Biflation: Inflation and deflation simultaneously

Biflation is a special case of the Cantillon Effect in which both deflation and inflation happen simultaneously in the economy. Of course the value of money can’t simultaneously rise and fall; what’s really happening is that the value of money is rising in some sectors of the economy and falling in others. This is the relative price effect in action. Some economic actors suddenly have plenty of money relative to prices, granting them deflation — while others mostly see prices rise, relative to the money supply, experiencing inflation.

The result is a sharp imbalance based on the type of good. Debt-based assets like mortgages fall in price; commodity-based assets rise in price. Typically, businesses and industries that already own significant assets, or whose assets are non-tangible (such as the tech industry), fare well in such circumstances while wage earners, small businesses and businesses whose business model involves significant debt do not. In many ways this is the opposite of what we’d like to see as the result of an economic stimulus package. It also carries the danger that highly-leverage financial systems become suddenly even more vulnerable as debt-based assets crumble in value.

So will the new stimulus be any different?

The Cantillon Effect, Digital Assets — and the Biden stimulus package

The Trump administration’s stimulus package provided relatively small amounts of direct financial aid to individuals: a $1,200 check and later a $600 check to individuals earning less than $75,000. The majority of his stimulus money went to businesses, intended to stimulate their economic activity which would then be passed on to wage earners in the form of wages. However, in tandem with a relaxation of the tax regime on businesses and high earners, much of the effect of the Trump stimulus bill was “Cantilloned away”.

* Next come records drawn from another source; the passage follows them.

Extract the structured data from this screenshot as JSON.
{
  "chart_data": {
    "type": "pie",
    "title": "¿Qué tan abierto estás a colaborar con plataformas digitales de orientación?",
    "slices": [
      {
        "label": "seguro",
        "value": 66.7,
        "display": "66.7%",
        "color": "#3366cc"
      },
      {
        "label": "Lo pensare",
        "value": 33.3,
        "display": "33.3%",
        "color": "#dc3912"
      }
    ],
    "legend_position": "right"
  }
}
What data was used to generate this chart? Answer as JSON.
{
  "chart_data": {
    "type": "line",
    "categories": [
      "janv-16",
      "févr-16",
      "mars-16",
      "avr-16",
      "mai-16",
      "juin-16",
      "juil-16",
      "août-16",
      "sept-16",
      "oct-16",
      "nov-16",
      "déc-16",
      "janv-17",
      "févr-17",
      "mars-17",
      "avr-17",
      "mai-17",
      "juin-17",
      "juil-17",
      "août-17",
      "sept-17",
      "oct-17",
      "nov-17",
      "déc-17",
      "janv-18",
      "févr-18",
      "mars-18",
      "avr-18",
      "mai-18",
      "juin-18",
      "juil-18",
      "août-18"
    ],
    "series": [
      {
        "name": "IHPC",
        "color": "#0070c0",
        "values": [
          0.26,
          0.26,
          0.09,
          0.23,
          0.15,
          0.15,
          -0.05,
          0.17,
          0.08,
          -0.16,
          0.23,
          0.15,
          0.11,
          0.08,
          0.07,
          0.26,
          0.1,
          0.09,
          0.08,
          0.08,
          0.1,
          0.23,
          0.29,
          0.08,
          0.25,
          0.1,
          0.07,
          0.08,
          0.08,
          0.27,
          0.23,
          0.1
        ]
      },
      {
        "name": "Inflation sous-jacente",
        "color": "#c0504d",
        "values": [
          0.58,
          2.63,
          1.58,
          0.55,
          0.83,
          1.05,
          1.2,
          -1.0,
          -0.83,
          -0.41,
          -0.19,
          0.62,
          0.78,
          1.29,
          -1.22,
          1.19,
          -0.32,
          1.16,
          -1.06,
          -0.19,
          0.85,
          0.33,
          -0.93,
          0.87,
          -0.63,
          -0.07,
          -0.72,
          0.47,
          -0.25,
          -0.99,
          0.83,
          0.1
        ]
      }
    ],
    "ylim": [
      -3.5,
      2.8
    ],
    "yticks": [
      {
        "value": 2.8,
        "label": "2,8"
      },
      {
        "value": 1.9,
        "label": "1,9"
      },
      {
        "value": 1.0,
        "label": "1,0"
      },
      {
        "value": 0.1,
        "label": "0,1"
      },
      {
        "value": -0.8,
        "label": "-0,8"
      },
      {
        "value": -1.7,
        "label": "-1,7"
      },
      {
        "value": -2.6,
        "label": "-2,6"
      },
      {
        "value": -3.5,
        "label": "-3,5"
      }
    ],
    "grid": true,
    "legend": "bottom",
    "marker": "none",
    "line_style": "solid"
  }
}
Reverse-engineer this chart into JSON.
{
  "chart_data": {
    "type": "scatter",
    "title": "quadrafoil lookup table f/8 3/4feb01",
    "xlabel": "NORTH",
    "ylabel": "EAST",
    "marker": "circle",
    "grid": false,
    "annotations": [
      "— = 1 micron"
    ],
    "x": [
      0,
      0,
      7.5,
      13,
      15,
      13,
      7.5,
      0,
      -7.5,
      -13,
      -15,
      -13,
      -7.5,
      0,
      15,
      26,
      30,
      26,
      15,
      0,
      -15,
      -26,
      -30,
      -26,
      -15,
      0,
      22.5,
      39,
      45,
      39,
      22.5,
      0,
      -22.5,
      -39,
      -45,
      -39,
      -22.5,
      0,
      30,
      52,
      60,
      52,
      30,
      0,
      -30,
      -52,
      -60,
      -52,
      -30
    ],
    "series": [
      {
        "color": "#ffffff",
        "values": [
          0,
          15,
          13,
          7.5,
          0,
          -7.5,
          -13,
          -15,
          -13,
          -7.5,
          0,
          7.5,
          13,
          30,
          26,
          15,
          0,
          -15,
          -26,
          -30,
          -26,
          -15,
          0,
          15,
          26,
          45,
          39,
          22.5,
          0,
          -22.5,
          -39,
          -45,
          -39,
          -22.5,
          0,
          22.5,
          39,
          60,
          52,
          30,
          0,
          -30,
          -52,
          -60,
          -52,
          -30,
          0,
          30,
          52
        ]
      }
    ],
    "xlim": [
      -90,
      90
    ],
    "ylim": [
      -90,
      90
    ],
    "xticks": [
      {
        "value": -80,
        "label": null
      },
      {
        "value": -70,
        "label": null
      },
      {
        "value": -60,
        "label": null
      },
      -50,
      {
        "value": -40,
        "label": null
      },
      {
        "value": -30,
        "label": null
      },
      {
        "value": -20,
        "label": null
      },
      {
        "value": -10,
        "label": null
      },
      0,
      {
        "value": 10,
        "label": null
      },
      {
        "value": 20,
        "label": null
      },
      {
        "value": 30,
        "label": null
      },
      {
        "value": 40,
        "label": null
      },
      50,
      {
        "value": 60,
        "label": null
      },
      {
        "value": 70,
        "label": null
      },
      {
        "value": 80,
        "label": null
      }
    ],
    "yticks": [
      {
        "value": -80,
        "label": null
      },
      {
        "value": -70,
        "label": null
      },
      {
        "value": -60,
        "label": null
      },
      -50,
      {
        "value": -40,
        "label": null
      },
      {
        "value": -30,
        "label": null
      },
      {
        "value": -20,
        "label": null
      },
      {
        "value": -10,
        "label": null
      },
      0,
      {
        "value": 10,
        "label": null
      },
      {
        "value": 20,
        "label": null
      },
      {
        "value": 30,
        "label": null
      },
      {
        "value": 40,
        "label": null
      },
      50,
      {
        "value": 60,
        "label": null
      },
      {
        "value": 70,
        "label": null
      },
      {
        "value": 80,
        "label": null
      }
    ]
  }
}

For many who did receive checks, digital assets were their first port of call. Forbes was very clear: “Americans are using their stimulus checks to buy Bitcoin”. BTC boomed as money from stimulus flowed in — from retail investors putting their $600 where it might do them some good, sure, but also from institutional investors and HNWIs. Again, BTC is largely used as a store of value rather than a spending currency, so the effect was to cancel out the stimulatory effect and retain the inflation.

Will the Biden stimulus package perform differently?

Can focusing on infrastructure negate some of the Cantillon Effect? We’re about to find out

There’s a chance it will. Biden’s stimulus package will focus on government-funded green infrastructure projects with the stated aim of increasing employment; the speed with which money will get into people’s pockets will therefore be higher, and the tendency to lock new money up in capital purchases is much less among the newly-employed than among businesses.

In this it resembles the New Deal. Government will keep money out of the hands of businesses until after individuals have spent it, meaning the Cantillon Effect should work in wage-earners’ favour.

How will it affect digital assets?

In March 2020, BTC passed $60,000 for the first time after the stimulus package was passed by the House. In some cases this is fuelled by a perception of BTC as “digital gold”, an inflation-proof asset that can’t be quantitatively eased or fractionally banked. And in some cases, it’s retail investors lacking other investment and spending opportunities; businesses are shuttered, stocks and bonds aren’t yielding, the dollar is actually falling but BTC is going up.

It’s also an even greater influx of HNWI and institutional investors, seeking an inflation hedge, a safe haven and a base for their financial and economic activities more certain than the shifting sands of the US dollar. And of course BTC’s supply is totally inflexible; even Cantillon, writing in the age of gold and silver coins, couldn’t imagine a coin this certainly scarce.